During the 2025 Downstream Dialogue, organized by the Chamber of Oil Marketing Companies (COMAC) in Accra, the Acting Chief Executive Officer (CEO) of the NPA, Edudzi Tameklo, highlighted the urgency of addressing this issue.
He underscored the impact of excessive demurrage charges on the final consumer and emphasized the need for an alternative structure to reduce delays in petroleum discharge processes.
“There are also structural challenges within the industry. I met with the bulk oil marketing companies and their chamber, and the estimated cost of demurrage because they do not have immediate laycans is about $35 million annually.
“That’s huge, and they end up passing that cost onto the final consumer.”
Edudzi Tameklo,Acting Chief Executive Officer (CEO) of the NPA
Demurrage costs arise when vessels experience delays in offloading petroleum products at the port. These delays, often caused by congestion, inefficient scheduling, and inadequate laycan allocation, translate into additional costs for BDCs.
Recognizing that BDCs operate as profit-driven entities, the NPA is actively seeking solutions to minimize these costs.
Tameklo noted that if a more efficient system is established, these savings could be redirected towards improving the sector’s operational efficiency and enhancing fuel affordability.
To mitigate the issue, the NPA is considering multiple approaches, including streamlining the laycan allocation process, optimizing port scheduling, and introducing automated petroleum discharge systems. These measures aim to enhance efficiency and reduce unnecessary waiting times for vessels.
“They’re not ‘Father Christmas’; they’re not in business to make losses.
“So, if demurrage alone is costing them $35 million annually, you can imagine what could be achieved if, together with the vision of my sector minister, we find an alternative structure that greatly reduces delays at the port, particularly in the discharge of petroleum.”
Edudzi Tameklo,Acting Chief Executive Officer (CEO) of the NPA
Additionally, the NPA is working closely with the Ghana Ports and Harbours Authority (GPHA) to establish a more coordinated framework for vessel scheduling and petroleum discharge management.
By ensuring timely processing and reducing congestion at ports, the Authority hopes to minimize demurrage-related expenses.
Addressing Downstream Financing Challenges

One of the major challenges facing businesses in Ghana’s downstream petroleum sector is access to financing.

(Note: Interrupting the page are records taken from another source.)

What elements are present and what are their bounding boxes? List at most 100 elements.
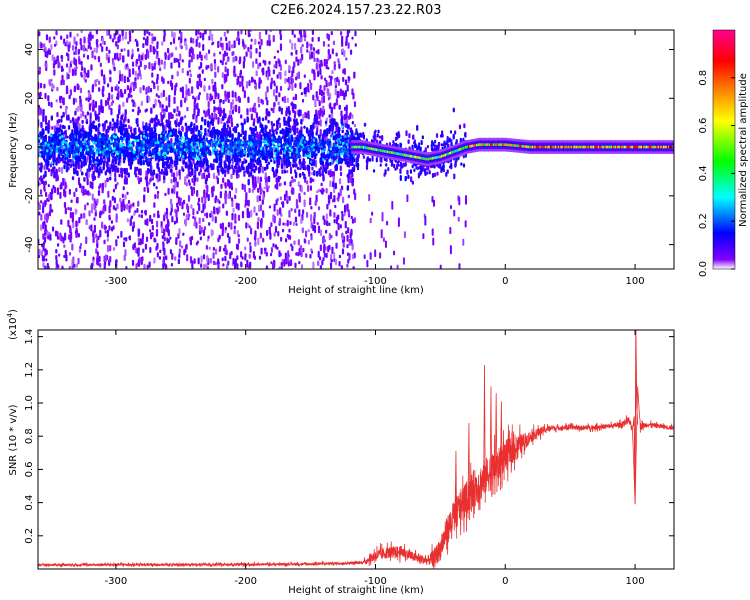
heatmap-cell <box>301 227 304 234</box>
heatmap-cell <box>48 79 51 85</box>
heatmap-cell <box>323 85 326 91</box>
heatmap-cell <box>263 166 267 172</box>
heatmap-cell <box>151 232 154 238</box>
heatmap-cell <box>133 211 136 216</box>
heatmap-cell <box>279 85 283 91</box>
heatmap-cell <box>250 127 254 133</box>
heatmap-cell <box>70 60 73 64</box>
heatmap-cell <box>92 156 95 163</box>
heatmap-cell <box>341 48 345 53</box>
heatmap-cell <box>343 92 346 101</box>
heatmap-cell <box>302 166 305 171</box>
heatmap-cell <box>273 151 277 155</box>
heatmap-cell <box>334 204 337 209</box>
heatmap-cell <box>185 44 188 51</box>
heatmap-cell <box>101 221 104 229</box>
heatmap-cell <box>320 75 323 80</box>
heatmap-cell <box>185 140 188 144</box>
heatmap-cell <box>234 73 237 78</box>
heatmap-cell <box>328 81 331 87</box>
heatmap-cell <box>387 167 390 172</box>
heatmap-cell <box>181 59 184 63</box>
heatmap-cell <box>330 258 333 263</box>
heatmap-cell <box>300 251 303 258</box>
heatmap-cell <box>96 251 99 257</box>
heatmap-cell <box>290 152 294 156</box>
heatmap-cell <box>151 171 155 177</box>
heatmap-cell <box>68 234 71 240</box>
heatmap-cell <box>122 101 125 108</box>
heatmap-cell <box>200 263 203 268</box>
heatmap-cell <box>195 38 198 47</box>
heatmap-cell <box>321 259 324 266</box>
heatmap-cell <box>124 123 127 128</box>
heatmap-cell <box>280 261 283 269</box>
heatmap-cell <box>83 155 87 163</box>
heatmap-cell <box>315 153 318 157</box>
heatmap-cell <box>341 149 344 153</box>
heatmap-cell <box>236 263 239 269</box>
heatmap-cell <box>230 197 234 202</box>
heatmap-cell <box>309 253 312 259</box>
heatmap-cell <box>40 162 43 169</box>
heatmap-cell <box>253 168 256 174</box>
heatmap-cell <box>69 119 72 124</box>
heatmap-cell <box>187 125 191 130</box>
heatmap-cell <box>92 256 95 262</box>
heatmap-cell <box>115 239 118 247</box>
heatmap-cell <box>175 113 178 117</box>
heatmap-cell <box>240 122 243 126</box>
heatmap-cell <box>228 145 231 149</box>
heatmap-cell <box>263 144 267 148</box>
heatmap-cell <box>290 208 293 212</box>
heatmap-cell <box>195 95 198 101</box>
heatmap-cell <box>113 146 116 150</box>
heatmap-cell <box>79 242 83 247</box>
heatmap-cell <box>63 131 66 135</box>
heatmap-cell <box>251 149 254 153</box>
heatmap-cell <box>188 182 191 186</box>
heatmap-cell <box>292 128 295 132</box>
heatmap-cell <box>152 137 156 141</box>
heatmap-cell <box>293 61 296 67</box>
heatmap-cell <box>178 169 181 176</box>
heatmap-cell <box>75 41 78 46</box>
heatmap-cell <box>231 90 234 98</box>
heatmap-cell <box>306 49 309 53</box>
heatmap-cell <box>329 77 333 86</box>
heatmap-cell <box>129 164 132 170</box>
heatmap-cell <box>69 159 72 163</box>
heatmap-cell <box>92 230 95 238</box>
heatmap-cell <box>164 124 167 132</box>
heatmap-cell <box>220 36 223 41</box>
heatmap-cell <box>96 257 99 261</box>
heatmap-cell <box>43 188 46 192</box>
heatmap-cell <box>221 169 224 174</box>
heatmap-cell <box>120 121 123 126</box>
heatmap-cell <box>338 127 341 132</box>
heatmap-cell <box>305 112 308 119</box>
heatmap-cell <box>69 31 72 38</box>
heatmap-cell <box>320 145 323 149</box>
heatmap-cell <box>105 128 108 136</box>
heatmap-cell <box>249 241 252 246</box>
heatmap-cell <box>142 85 145 91</box>
heatmap-cell <box>259 232 262 239</box>
heatmap-cell <box>243 90 246 99</box>
heatmap-cell <box>162 263 165 267</box>
heatmap-cell <box>232 105 236 111</box>
heatmap-cell <box>70 141 73 145</box>
heatmap-cell <box>331 246 334 255</box>
heatmap-cell <box>354 30 357 37</box>
heatmap-cell <box>219 99 222 104</box>
heatmap-cell <box>281 136 284 140</box>
heatmap-cell <box>169 112 173 120</box>
heatmap-cell <box>290 179 293 184</box>
heatmap-cell <box>143 186 146 192</box>
heatmap-cell <box>261 150 264 158</box>
heatmap-cell <box>180 245 184 249</box>
heatmap-cell <box>196 80 199 87</box>
heatmap-cell <box>159 249 162 254</box>
heatmap-cell <box>204 147 207 151</box>
heatmap-cell <box>249 30 252 33</box>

Speaking at the event, the CEO of COMAC, Dr. Riverson Oppong, emphasized the need for financial support to strengthen industry players and foster business growth.

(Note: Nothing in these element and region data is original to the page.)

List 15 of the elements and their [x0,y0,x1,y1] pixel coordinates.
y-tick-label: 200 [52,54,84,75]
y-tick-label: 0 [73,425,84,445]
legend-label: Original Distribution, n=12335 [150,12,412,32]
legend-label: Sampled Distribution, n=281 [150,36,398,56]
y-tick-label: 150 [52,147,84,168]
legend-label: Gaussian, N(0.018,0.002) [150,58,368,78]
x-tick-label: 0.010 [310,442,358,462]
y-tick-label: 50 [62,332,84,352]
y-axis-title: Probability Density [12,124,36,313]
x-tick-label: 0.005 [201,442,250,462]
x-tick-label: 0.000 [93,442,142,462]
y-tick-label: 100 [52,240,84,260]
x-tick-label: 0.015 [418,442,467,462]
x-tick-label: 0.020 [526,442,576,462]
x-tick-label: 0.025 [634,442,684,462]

“Financing remains a major challenge for businesses in the downstream sector. As such, we will explore the intersection of industry and banking collaboration.

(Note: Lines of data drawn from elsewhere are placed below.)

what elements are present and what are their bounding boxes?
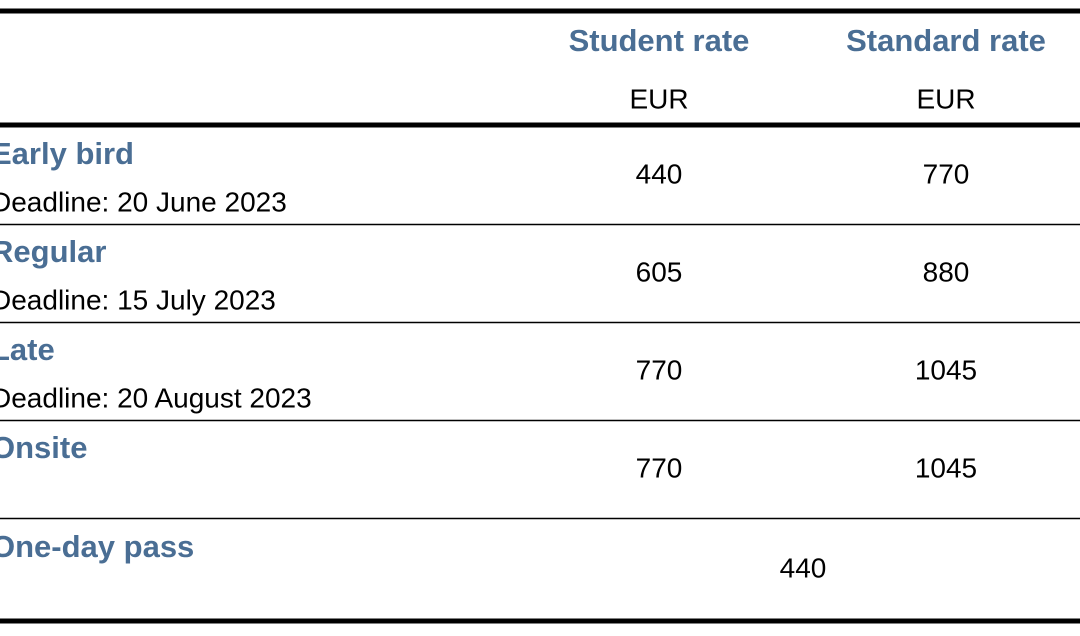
- row-label: One-day pass: [0, 529, 194, 564]
- column-unit: EUR: [916, 83, 975, 114]
- price: 770: [923, 158, 970, 189]
- price: 770: [636, 452, 683, 483]
- price: 1045: [915, 452, 977, 483]
- row-deadline: Deadline: 20 June 2023: [0, 186, 287, 217]
- row-deadline: Deadline: 20 August 2023: [0, 382, 312, 413]
- row-deadline: Deadline: 15 July 2023: [0, 284, 276, 315]
- price: 605: [636, 256, 683, 287]
- row-label: Early bird: [0, 136, 134, 171]
- row-label: Regular: [0, 234, 106, 269]
- price: 770: [636, 354, 683, 385]
- column-unit: EUR: [629, 83, 688, 114]
- price: 1045: [915, 354, 977, 385]
- row-label: Late: [0, 332, 55, 367]
- price: 440: [780, 552, 827, 583]
- row-label: Onsite: [0, 430, 87, 465]
- column-title: Student rate: [569, 23, 750, 58]
- price: 440: [636, 158, 683, 189]
- column-title: Standard rate: [846, 23, 1046, 58]
- price: 880: [923, 256, 970, 287]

“Unlocking financing and investment opportunities is essential to enhancing liquidity, fostering expansion, and ensuring the long-term viability of our sector.”
Dr. Riverson Oppong, CEO of COMAC
Industry stakeholders have called for increased public-private partnerships (PPPs) to develop strategic infrastructure, such as additional petroleum storage facilities and improved port logistics, to facilitate smoother operations within the sector.
Minister of Energy and Green Transition, Hon. John Jinapor, reaffirmed the government’s commitment to tackling structural challenges within the downstream petroleum sector.
He emphasized the importance of local content participation, infrastructure development, and technology integration to enhance the industry’s sustainability.
“Although this sector is plagued with numerous challenges, it also presents a myriad of opportunities we can capitalize on.
“The increasing demand for petroleum products and the dynamic nature of the petroleum sector open avenues for infrastructure development.”
Hon. John Jinapor, Minister of Energy and Green Transition
He further stressed the need for reforms that promote efficiency and encourage investment.
According to the Minister, the government is working on policies that will create a more favorable business environment, enabling both local and foreign investors to thrive in Ghana’s petroleum industry.
The NPA’s proactive approach to tackling the high demurrage costs incurred by BDCs is a significant step towards enhancing the efficiency of Ghana’s downstream petroleum sector.
With ongoing discussions on alternative strategies, coupled with the deployment of technology-driven solutions and increased financial support for businesses, the sector is poised for transformation.
The outcome of these initiatives will be crucial in ensuring stable fuel prices, promoting investment, and securing long-term energy security for the country.
As the two-day Downstream Dialogue continues under the theme “Ghana’s Downstream Oil and Gas Sector: Challenges and Opportunities,” industry stakeholders remain optimistic that collective efforts will drive meaningful reforms in the sector.